Does President Obama have an advantage in the fiscal cliff battle?

A newly empowered Obama is heading into Round Two of budget talks with Speaker John Boehner

President Obama and John Boehner will likely have to contend with Tea Partiers who do not want any form of new taxes included in solutions to the looming fiscal cliff.
(Image credit: Retna Ltd./Corbis)

Unless Congress acts soon, two things will definitely happen on Jan. 1, 2013: The Bush tax cuts — totaling about $536 billion — will expire, and $110 billion in automatic spending cuts, sometimes referred to as sequestration, will go into effect. Known as the fiscal cliff, this frightening combination of tax hikes and spending cuts would probably act like a cardiac arrest on the recovery and push the economy back into recession. President Obama will soon begin negotiating with Speaker John Boehner over how to prevent such a scenario, a sequel to the budget talks for a "grand bargain" that collapsed in 2011. On the campaign trail, Obama said any deal must allow the Bush tax cuts to expire for those earning more than $250,000, and Democrats say the president's re-election is evidence that the country agrees. Boehner, meanwhile, has suggested that Republicans are "willing to accept new revenue under the right conditions," though that doesn't necessarily mean big tax hikes on the rich. Which side has an advantage at the negotiating table?

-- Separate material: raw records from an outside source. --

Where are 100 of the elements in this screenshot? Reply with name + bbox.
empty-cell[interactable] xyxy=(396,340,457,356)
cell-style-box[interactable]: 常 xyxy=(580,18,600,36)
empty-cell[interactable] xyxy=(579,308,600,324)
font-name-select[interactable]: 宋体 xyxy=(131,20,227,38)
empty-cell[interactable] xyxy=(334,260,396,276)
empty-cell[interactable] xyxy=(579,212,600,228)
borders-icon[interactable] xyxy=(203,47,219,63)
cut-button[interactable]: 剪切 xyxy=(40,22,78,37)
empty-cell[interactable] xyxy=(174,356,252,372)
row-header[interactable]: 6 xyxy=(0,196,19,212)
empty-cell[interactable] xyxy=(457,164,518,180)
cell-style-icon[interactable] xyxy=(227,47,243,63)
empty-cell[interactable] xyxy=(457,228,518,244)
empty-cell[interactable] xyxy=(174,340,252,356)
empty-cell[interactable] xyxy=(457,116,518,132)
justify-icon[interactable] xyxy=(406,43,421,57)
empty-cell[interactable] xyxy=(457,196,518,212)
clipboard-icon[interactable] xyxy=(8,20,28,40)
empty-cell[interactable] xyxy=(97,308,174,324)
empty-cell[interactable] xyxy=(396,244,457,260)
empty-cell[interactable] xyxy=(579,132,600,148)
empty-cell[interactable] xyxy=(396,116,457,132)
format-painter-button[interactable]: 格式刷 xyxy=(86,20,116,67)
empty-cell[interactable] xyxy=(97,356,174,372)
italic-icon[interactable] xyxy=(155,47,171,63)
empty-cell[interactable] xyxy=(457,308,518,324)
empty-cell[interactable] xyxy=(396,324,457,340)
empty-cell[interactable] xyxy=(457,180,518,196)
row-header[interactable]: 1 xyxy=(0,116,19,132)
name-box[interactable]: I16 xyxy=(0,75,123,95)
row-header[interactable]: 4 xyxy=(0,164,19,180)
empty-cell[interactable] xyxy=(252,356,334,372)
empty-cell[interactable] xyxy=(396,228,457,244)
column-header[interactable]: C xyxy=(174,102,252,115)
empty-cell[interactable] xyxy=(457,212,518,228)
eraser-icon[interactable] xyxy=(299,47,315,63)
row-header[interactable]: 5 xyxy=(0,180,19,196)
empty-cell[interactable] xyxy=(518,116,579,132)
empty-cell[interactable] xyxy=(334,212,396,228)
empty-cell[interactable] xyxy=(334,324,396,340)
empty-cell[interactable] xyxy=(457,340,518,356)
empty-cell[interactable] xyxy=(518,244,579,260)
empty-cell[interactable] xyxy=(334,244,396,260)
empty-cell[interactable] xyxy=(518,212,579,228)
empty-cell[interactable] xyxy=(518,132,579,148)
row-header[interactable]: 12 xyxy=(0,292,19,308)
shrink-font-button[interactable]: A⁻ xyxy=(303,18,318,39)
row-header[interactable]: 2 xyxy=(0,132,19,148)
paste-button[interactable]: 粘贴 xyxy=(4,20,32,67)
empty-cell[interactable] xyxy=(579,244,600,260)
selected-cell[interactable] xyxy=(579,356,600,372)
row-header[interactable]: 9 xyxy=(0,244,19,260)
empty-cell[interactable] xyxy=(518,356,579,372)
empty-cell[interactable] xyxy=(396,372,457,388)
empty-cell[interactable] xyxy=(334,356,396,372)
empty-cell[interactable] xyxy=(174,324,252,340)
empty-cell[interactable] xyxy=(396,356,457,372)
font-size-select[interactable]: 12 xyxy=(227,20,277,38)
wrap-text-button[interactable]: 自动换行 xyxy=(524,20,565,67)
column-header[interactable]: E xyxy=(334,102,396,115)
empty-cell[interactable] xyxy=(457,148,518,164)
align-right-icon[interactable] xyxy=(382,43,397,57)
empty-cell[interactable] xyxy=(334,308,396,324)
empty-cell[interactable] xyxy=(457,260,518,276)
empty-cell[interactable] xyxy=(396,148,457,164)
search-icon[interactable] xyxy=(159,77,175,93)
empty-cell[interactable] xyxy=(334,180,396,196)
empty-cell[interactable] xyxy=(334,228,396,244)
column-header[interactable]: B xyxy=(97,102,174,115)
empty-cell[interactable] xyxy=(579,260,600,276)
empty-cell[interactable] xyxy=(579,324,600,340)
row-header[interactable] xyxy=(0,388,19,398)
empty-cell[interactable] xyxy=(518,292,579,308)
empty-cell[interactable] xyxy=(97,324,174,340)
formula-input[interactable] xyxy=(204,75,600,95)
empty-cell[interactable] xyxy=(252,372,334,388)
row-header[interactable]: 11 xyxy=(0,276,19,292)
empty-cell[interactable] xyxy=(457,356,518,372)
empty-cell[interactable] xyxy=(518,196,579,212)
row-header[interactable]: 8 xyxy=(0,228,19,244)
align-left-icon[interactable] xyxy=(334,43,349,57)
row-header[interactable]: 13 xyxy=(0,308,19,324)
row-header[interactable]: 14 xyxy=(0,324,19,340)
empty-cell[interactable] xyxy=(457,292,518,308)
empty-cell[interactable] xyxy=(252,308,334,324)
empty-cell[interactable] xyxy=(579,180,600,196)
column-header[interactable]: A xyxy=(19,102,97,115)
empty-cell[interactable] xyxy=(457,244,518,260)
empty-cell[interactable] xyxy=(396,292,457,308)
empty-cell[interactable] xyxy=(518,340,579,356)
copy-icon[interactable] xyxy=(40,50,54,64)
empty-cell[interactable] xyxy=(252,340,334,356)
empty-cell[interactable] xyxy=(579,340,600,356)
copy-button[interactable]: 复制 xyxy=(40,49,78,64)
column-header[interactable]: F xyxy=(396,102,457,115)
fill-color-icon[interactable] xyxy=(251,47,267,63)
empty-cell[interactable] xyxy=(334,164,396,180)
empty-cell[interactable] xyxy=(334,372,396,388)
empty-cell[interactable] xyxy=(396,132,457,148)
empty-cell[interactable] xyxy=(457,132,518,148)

Obama has the advantage. The voters have spoken: "The question of whether high-end tax increases should be part of the country's fiscal solution was absolutely central to the presidential race for months," says Greg Sargent at The Washington Post. Obama underscored his position at every campaign appearance, every debate, and at the Dems' convention. "It does seem awfully clear that a majority of voters, in re-electing Obama, chose an approach to our fiscal problems that includes a bit more sacrifice from the wealthy — and rejected the argument that raising taxes on the rich will hurt the economy."